Inilah penerapan teori istitar yang barangkali bermanfaat untuk tambahan wawasan, terlebih bagi para ustadz yang barangkali ditanya soal ini tapi setahu saya kebanyakan tidak mengerti bagaimana penerapannya. Banyak yang hanya menebak-nebak istitar sebab bulan saat maghrib dan subuh memang sulit sekali diamati keberadannya karena adanya awan, apalagi di musim hujan seperti tahun ini. Untuk mempraktekan istitar secara akurat butuh data bulan saat tenggelam dan dan terbit keesokan harinya ditambah data waktu Maghrib dan Isya'.
Namun perlu dicatat bahwa penentuan hilal ramadhan tetap berpedoman pada sabda Nabi Muhammad yang artinya: "Berpuasalah saat kalian melihat hilal.
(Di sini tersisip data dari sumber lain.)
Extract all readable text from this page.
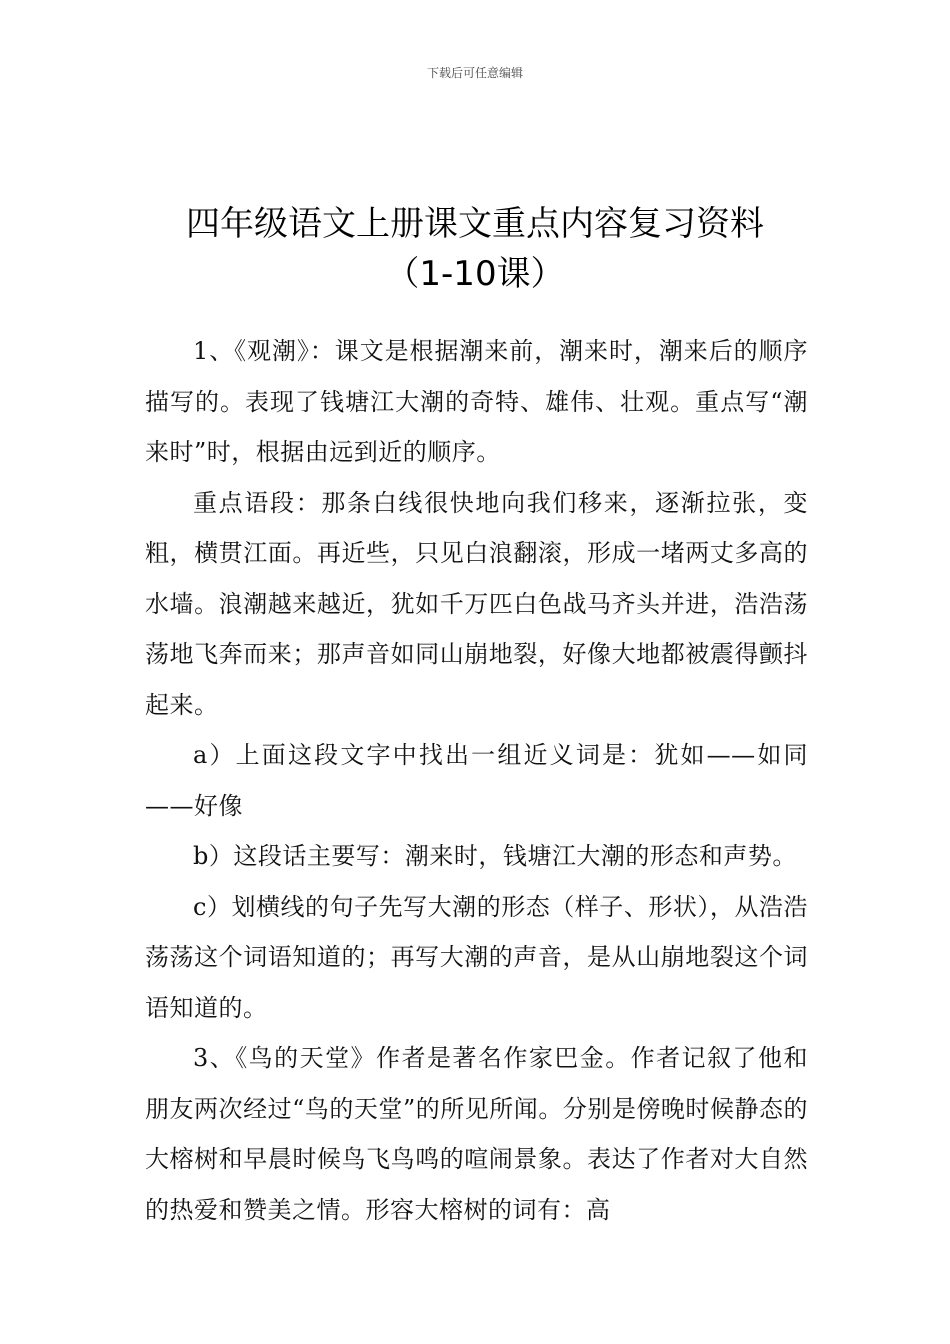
下载后可任意编辑
四年级语文上册课文重点内容复习资料
（1-10课）

1、《观潮》：课文是根据潮来前，潮来时，潮来后的顺序描写的。表现了钱塘江大潮的奇特、雄伟、壮观。重点写“潮来时”时，根据由远到近的顺序。

重点语段：那条白线很快地向我们移来，逐渐拉张，变粗，横贯江面。再近些，只见白浪翻滚，形成一堵两丈多高的水墙。浪潮越来越近，犹如千万匹白色战马齐头并进，浩浩荡荡地飞奔而来；那声音如同山崩地裂，好像大地都被震得颤抖起来。

a）上面这段文字中找出一组近义词是：犹如——如同——好像

b）这段话主要写：潮来时，钱塘江大潮的形态和声势。

c）划横线的句子先写大潮的形态（样子、形状），从浩浩荡荡这个词语知道的；再写大潮的声音，是从山崩地裂这个词语知道的。

3、《鸟的天堂》作者是著名作家巴金。作者记叙了他和朋友两次经过“鸟的天堂”的所见所闻。分别是傍晚时候静态的大榕树和早晨时候鸟飞鸟鸣的喧闹景象。表达了作者对大自然的热爱和赞美之情。形容大榕树的词有：高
Apabila kalian terhalang awan, maka genapkan Sya'ban menjadi 30 hari". Kepada petunjuk beliaulah kita harus kembali saat terjadi perbedaan pendapat.
Selamat menyambut Ramadhan dan semoga tulisan ini bermanfaat.
Keterangan gambar: Posisi terbitnya bulan saat subuh hari Jumat tanggal 28 Februari 2025 yang bersamaan dengan terbitnya matahari (setelah subuh) yang menandakan akhir malam kedua istitar.